Almost a week after Gov. Earl Ray Tomblin signed Senate Bill 387, which allows for the distribution and consumption of unpasteurized milk, several of the celebratory lawmakers fell ill. While the stricken insist that a “stomach bug”—completely unrelated to the bacteria swimming around a bottle of straight-from-the-udder dairy—is going around, they all happen to be among the few who toasted to the new law with a tall glass of raw milk.

“I highly doubt raw milk had anything to do with it, in my case,” House delegate Pat McGeehan told WSAZ on Wednesday. McGeehan, however, admitted to having a sip of the raw milk, offered to him by Scott Cadle, a delegate who sponsored SB 387.

“[Cadle] caught me in the hallway, offered a cup to me, and you want to try to be a gentleman,” said McGeehan. “I had a small sip and walked away and tossed the rest of it.”

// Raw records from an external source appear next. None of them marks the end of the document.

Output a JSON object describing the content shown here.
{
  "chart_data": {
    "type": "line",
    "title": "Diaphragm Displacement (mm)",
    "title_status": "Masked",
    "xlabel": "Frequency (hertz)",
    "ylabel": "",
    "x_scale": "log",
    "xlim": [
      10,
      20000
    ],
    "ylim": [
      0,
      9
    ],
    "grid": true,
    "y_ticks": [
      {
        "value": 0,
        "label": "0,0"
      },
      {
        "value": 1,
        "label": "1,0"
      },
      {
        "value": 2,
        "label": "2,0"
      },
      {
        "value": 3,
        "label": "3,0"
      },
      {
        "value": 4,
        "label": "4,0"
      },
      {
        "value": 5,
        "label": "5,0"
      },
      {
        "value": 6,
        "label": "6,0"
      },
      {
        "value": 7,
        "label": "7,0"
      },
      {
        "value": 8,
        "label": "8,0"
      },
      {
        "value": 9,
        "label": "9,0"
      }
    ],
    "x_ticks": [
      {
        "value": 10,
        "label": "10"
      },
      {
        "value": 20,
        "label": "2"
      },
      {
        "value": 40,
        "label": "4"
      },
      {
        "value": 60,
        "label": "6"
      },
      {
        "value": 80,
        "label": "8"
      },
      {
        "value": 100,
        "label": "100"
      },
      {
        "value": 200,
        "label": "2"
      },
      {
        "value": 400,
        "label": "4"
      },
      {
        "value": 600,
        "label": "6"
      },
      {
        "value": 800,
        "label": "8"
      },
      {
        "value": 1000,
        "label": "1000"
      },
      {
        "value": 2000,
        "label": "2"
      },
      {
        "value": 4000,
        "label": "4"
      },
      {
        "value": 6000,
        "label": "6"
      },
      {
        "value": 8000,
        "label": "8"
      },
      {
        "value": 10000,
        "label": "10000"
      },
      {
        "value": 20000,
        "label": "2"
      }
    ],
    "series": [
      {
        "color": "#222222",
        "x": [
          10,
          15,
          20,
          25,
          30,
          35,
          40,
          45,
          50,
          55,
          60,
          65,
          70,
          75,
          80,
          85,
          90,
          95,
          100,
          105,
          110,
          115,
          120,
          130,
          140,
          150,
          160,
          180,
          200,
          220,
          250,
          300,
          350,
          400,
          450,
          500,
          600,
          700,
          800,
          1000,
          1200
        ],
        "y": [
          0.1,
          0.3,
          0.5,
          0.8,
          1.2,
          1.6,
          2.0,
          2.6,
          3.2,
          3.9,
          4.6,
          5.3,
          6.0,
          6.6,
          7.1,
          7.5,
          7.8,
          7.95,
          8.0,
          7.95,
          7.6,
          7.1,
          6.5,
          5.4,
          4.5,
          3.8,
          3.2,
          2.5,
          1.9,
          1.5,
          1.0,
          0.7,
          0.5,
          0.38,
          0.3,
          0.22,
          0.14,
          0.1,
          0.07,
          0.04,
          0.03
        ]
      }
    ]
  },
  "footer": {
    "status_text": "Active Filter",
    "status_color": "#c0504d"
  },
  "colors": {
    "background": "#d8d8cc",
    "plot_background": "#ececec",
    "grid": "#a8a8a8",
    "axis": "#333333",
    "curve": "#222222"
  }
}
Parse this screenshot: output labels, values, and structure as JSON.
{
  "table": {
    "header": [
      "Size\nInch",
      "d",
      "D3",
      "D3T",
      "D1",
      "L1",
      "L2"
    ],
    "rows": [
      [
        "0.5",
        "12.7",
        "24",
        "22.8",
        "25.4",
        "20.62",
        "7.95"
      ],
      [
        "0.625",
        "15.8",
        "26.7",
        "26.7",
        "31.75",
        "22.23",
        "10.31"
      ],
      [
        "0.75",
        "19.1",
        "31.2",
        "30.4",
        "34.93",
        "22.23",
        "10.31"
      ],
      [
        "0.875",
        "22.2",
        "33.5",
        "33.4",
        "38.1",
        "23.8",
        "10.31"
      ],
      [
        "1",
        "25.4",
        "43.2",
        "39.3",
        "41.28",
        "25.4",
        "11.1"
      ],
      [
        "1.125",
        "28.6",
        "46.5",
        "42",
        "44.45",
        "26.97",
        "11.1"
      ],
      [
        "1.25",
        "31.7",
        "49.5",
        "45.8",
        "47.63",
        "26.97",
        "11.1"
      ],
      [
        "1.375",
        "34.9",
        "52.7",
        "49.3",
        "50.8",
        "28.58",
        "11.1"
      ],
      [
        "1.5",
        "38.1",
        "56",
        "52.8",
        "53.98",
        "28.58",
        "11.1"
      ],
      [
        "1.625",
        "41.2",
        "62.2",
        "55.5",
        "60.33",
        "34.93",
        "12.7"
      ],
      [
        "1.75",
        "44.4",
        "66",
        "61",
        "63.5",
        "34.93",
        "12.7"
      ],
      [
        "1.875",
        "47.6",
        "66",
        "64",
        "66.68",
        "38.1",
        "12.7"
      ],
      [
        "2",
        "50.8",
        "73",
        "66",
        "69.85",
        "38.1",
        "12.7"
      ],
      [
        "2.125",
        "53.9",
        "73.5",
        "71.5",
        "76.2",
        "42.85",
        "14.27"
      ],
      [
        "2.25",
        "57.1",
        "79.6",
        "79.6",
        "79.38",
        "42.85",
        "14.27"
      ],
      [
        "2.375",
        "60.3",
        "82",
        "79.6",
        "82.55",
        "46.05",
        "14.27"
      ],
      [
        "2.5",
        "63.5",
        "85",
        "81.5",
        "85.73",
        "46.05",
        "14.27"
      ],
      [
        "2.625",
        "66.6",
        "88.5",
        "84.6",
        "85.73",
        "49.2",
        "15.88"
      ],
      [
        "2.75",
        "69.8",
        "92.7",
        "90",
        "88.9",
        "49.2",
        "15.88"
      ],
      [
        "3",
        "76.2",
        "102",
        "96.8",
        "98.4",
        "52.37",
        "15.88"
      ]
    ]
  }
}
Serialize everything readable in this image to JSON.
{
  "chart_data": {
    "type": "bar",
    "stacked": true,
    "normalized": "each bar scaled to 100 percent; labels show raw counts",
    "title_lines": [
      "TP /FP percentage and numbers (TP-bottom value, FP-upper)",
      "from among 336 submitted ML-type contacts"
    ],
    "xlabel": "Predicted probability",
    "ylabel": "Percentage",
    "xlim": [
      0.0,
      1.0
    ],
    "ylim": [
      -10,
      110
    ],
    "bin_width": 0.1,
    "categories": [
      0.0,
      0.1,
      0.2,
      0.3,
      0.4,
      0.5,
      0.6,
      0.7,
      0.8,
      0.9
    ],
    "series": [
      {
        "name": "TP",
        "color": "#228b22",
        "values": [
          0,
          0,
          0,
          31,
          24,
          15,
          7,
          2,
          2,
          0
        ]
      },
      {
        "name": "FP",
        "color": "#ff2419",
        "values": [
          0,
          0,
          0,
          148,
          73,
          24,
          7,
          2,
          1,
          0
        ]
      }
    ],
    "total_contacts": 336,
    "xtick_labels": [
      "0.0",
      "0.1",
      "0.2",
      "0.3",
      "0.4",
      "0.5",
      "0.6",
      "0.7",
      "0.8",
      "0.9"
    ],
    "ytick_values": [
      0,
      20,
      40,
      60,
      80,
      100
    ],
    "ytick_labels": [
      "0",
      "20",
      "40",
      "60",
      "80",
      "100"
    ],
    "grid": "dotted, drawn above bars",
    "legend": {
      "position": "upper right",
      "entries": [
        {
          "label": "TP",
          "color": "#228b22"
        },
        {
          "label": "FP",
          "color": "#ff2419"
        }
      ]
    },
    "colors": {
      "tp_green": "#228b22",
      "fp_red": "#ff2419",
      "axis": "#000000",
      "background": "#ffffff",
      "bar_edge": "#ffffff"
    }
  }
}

West Virginia health officials are looking into the apparent food poisoning after reportedly receiving an anonymous complaint. According to WSAZ, at least one person told the Department of Health and Human Resources that the milk was distributed illegally.

The West Virginia Alliance for Raw Milk (WV-ARM), which is a real thing, addressed the illnesses Wednesday afternoon in Facebook post.

[Placeholder for https://www.facebook.com/wv.arm/posts/10153410467805770 embed.]

“As the sickness at the Capitol has become more and more public over the past few days, the question remains, did the raw milk make our legislators sick?” they asked. “At this point, no one can really answer that.”

WV-ARM added that if the milk did, in fact, sicken legislators, then it’s all the more reason to keep SB 387 and regulate the consumption of raw milk. And when it comes to having raw milk and drinking it too, Pat McGeehan isn’t about to come between a man and his milk mustache. 

“There definitely shouldn’t be a law against allowing people to do what they want within the framework of the rule of law,” he said, possibly barfing into a bucket shortly thereafter.